- SH 191, highlighted in red

Route information
- Maintained by TxDOT
- Length: 17.75 mi (28.57 km)
- Existed: 1977–present

Major junctions
- West end: Spur 450 in Odessa
- US 385 in Odessa
- East end: SH 158 / Bus. SH 158 / Loop 250 in Midland

Location
- Country: United States
- State: Texas
- Counties: Ector, Midland

Highway system
- Highways in Texas; Interstate; US; State Former; ; Toll; Loops; Spurs; FM/RM; Park; Rec;
| ← SH 190 |  | → SH 192 |

= Texas State Highway 191 =

Highway in Texas

State Highway 191 (SH 191) is a Texas state highway running from the north side of Odessa east to the western edge of Midland. The highway is usually used as a reliever route for local traffic between the two cities, as opposed to I-20 a few miles to the south.

==Route description==
SH 191 begins at an intersection with Spur 450 in western Odessa, just short of SH 302 and Loop 338. The highway runs east along 42nd Street, soon crossing U.S. Highway 385 (US 385).
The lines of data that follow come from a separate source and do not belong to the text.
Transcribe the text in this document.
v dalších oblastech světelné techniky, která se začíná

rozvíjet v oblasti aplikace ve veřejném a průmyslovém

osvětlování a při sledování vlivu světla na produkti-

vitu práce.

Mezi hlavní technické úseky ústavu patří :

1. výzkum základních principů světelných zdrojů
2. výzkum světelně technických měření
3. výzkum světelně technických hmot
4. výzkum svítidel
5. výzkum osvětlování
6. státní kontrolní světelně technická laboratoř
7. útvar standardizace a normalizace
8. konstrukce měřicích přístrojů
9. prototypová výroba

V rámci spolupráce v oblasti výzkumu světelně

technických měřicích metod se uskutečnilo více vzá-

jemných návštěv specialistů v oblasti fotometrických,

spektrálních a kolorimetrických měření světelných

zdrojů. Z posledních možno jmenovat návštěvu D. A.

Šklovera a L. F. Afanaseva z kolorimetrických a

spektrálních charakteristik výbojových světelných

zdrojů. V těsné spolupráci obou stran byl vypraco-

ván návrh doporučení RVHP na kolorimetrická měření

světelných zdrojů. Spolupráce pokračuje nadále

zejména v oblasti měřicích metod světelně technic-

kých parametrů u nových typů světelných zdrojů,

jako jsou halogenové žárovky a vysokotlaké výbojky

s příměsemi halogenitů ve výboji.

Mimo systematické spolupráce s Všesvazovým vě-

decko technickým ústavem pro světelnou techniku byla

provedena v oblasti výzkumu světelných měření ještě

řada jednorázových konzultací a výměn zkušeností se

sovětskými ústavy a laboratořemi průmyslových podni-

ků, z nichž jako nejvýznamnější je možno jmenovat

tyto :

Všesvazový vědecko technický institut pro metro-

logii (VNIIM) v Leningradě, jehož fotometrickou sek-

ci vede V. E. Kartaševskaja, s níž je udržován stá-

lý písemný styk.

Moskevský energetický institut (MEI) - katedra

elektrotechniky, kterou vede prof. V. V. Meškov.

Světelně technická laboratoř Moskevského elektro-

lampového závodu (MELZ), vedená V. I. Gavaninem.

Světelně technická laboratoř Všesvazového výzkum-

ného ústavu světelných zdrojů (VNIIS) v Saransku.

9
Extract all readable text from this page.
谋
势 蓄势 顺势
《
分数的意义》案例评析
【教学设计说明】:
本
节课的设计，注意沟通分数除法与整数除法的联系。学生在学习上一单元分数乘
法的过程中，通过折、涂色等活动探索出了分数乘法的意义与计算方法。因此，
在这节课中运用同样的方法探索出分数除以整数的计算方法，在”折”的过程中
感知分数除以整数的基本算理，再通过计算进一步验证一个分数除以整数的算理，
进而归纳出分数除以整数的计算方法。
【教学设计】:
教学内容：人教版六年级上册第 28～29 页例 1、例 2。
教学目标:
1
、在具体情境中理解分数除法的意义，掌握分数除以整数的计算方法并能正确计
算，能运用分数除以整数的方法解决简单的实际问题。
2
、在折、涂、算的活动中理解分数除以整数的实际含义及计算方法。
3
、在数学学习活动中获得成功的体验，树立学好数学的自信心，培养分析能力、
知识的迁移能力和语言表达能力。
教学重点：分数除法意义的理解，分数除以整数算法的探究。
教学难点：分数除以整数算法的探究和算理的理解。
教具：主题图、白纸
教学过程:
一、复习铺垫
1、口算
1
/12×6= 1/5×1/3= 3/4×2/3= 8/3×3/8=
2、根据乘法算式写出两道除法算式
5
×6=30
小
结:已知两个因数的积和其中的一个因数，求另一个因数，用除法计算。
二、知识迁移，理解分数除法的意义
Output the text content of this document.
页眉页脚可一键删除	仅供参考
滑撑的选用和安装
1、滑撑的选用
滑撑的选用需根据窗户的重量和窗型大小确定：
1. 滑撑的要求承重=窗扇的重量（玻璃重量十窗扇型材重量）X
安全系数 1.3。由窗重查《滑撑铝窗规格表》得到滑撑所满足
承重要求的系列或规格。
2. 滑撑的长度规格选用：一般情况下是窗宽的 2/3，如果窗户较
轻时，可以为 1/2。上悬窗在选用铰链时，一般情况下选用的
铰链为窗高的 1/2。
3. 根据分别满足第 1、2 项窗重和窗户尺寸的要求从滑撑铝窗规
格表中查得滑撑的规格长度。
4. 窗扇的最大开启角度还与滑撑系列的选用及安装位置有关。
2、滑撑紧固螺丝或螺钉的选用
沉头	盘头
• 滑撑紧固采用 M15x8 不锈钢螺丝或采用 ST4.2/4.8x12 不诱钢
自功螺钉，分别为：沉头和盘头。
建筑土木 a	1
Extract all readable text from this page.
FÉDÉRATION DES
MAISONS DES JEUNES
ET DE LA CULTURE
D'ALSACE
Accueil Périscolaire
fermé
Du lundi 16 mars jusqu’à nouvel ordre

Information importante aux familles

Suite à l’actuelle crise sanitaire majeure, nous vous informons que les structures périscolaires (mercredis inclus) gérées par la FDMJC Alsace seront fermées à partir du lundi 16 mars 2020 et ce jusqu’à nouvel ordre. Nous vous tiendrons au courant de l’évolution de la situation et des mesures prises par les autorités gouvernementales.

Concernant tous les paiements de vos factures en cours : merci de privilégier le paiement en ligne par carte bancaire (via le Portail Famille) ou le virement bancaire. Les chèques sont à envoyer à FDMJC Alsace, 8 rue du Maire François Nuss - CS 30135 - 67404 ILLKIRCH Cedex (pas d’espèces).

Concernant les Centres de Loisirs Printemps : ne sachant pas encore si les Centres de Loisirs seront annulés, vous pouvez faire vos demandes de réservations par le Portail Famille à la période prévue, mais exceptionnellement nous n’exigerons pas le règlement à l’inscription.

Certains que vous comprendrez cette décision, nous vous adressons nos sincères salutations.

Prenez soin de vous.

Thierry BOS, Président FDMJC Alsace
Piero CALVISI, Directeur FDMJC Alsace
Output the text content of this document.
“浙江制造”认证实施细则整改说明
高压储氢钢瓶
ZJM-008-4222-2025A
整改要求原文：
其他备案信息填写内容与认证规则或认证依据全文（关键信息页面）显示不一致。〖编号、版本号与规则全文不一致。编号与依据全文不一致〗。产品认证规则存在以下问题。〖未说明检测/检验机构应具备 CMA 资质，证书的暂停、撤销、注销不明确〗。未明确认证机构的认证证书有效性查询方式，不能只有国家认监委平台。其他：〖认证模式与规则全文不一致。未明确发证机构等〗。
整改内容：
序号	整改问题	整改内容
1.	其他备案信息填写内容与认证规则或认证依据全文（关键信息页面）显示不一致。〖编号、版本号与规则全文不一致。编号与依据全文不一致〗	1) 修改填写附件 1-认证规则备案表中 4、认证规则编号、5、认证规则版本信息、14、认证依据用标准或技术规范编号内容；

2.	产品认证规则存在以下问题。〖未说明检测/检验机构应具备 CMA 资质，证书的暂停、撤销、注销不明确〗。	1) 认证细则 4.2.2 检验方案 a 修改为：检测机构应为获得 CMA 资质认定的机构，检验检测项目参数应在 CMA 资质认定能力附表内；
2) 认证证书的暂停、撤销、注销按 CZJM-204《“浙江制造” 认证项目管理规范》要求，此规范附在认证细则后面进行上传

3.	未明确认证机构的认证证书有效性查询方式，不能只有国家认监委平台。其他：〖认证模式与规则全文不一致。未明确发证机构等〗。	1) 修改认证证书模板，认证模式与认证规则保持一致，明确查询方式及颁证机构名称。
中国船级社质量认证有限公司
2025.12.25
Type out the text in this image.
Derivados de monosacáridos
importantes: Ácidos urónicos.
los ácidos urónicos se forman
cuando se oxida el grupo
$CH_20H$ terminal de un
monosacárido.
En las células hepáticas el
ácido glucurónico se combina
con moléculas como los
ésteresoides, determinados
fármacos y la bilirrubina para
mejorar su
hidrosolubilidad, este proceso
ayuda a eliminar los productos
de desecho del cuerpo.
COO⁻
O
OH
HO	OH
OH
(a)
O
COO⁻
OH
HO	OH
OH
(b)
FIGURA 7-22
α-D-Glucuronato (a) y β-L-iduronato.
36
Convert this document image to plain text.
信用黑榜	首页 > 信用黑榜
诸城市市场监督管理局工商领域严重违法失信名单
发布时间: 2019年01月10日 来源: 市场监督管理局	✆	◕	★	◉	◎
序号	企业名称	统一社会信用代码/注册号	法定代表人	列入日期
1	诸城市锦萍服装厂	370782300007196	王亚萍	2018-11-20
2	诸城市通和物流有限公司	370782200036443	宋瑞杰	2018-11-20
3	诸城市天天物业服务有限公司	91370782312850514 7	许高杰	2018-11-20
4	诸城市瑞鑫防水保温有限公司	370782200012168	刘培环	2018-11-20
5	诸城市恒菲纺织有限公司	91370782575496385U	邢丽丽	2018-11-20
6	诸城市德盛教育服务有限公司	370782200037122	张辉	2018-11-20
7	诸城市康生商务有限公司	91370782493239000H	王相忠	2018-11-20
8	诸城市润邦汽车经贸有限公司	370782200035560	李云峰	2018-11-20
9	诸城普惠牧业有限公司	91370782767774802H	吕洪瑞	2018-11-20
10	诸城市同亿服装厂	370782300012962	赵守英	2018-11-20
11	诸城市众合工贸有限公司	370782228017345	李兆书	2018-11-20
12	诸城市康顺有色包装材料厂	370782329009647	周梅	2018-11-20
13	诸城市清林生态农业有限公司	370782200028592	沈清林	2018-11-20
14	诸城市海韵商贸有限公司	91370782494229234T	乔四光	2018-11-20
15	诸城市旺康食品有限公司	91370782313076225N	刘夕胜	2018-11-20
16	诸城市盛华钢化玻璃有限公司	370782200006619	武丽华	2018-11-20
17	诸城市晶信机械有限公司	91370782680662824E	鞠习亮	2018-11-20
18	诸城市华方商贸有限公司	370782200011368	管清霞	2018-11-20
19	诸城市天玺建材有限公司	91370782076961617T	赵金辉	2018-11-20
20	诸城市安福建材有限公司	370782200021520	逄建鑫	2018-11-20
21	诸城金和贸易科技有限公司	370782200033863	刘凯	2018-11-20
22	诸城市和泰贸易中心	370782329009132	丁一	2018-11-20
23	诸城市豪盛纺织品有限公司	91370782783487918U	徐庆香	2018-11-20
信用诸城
In the eastern part of the city, SH 191 crosses by Music City Mall and the University of Texas at the Permian Basin and picks up freeway status at the eastern leg of Loop 338. The highway passes through mostly rural land, with some subdivisions nearby. The highway exits the Odessa city limits and enters into Midland County. SH 191 crosses SH 349 just north of Midland International Airport and enters into Midland. A few miles to the northeast of here, SH 158 joins the highway, with the two running together until Loop 250, where SH 191 ends, but the mainlanes continues east into the city as a business route of SH 158.

==History==
SH 191 was originally designated on November 28, 1932, on a route from Albany south to Coleman. On July 15, 1935, SH 191 was cancelled. On February 21, 1937, the section south of SH 36 was restored, and the remainder was restored on May 18, 1937. On September 26, 1939, this route had been transferred to US 183. The current SH 191 was designated on August 31, 1977, from SH 158 southwest to Loop 338 & Spur 492.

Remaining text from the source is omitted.